If you believed this film—and so far as I can tell, almost everyone did, even the many critics who rightly panned it—you have been the victim of one of the worst instances of rewriting history in the annals of Hollywood. Even the usual spate of articles about “what's true in this based-on-fact movie” missed the boat. The Los Angeles Times stated that “[a]lthough some details of the relationships have been fictionalized ..., the ... conspiracies are well documented.” Documented where exactly? In the movie, and nowhere else.[21]

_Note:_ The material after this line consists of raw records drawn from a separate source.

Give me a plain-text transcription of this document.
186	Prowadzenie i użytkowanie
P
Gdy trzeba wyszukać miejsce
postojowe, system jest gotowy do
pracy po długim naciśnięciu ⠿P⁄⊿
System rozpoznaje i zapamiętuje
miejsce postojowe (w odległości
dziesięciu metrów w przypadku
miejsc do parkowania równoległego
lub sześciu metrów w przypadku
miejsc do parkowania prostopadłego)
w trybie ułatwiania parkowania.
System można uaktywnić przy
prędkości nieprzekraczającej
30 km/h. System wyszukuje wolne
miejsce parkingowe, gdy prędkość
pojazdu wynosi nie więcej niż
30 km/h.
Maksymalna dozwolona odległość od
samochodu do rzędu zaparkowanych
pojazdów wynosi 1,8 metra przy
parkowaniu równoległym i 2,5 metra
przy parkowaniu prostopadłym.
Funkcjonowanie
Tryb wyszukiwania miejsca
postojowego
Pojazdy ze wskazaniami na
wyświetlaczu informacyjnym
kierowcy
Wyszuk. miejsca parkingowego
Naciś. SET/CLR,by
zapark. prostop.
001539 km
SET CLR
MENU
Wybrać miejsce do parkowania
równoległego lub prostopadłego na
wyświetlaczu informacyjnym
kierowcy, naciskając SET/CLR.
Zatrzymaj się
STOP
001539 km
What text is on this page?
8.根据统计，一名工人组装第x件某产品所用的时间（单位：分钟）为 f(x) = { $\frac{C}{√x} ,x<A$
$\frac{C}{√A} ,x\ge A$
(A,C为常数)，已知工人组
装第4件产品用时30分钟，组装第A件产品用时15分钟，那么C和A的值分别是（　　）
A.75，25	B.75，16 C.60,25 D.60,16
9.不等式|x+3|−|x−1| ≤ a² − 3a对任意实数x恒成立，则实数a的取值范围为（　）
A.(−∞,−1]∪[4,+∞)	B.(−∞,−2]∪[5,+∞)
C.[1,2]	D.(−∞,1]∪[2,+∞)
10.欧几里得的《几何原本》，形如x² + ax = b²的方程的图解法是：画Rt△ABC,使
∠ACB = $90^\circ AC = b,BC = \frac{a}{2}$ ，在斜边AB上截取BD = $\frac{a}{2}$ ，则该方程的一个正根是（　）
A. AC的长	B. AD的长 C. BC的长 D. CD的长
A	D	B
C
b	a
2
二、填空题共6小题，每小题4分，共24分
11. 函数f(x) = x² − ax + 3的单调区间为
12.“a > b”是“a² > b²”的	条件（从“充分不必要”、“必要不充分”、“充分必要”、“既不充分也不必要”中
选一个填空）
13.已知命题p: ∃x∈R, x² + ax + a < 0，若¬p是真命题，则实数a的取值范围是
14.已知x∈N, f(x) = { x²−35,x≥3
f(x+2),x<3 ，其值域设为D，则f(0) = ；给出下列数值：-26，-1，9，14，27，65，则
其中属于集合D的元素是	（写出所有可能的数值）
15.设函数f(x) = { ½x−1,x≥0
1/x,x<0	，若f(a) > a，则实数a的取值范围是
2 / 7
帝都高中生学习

In their Jazz United podcast on WBGO, critic Nate Chinen and musician and radio host Greg Bryant, too, objected to the film's false premises, but also its let down to the jazz community for its inauthenticity and "exploitative nature", saying, for example "its the attempt to co-opt the name to sell films, what we have again what we have is the image of jazz, of black American music, whatever you call it, being used to promote certain stereotypes not only about the music, but the players, the people, who gave their lives to embody it."[22]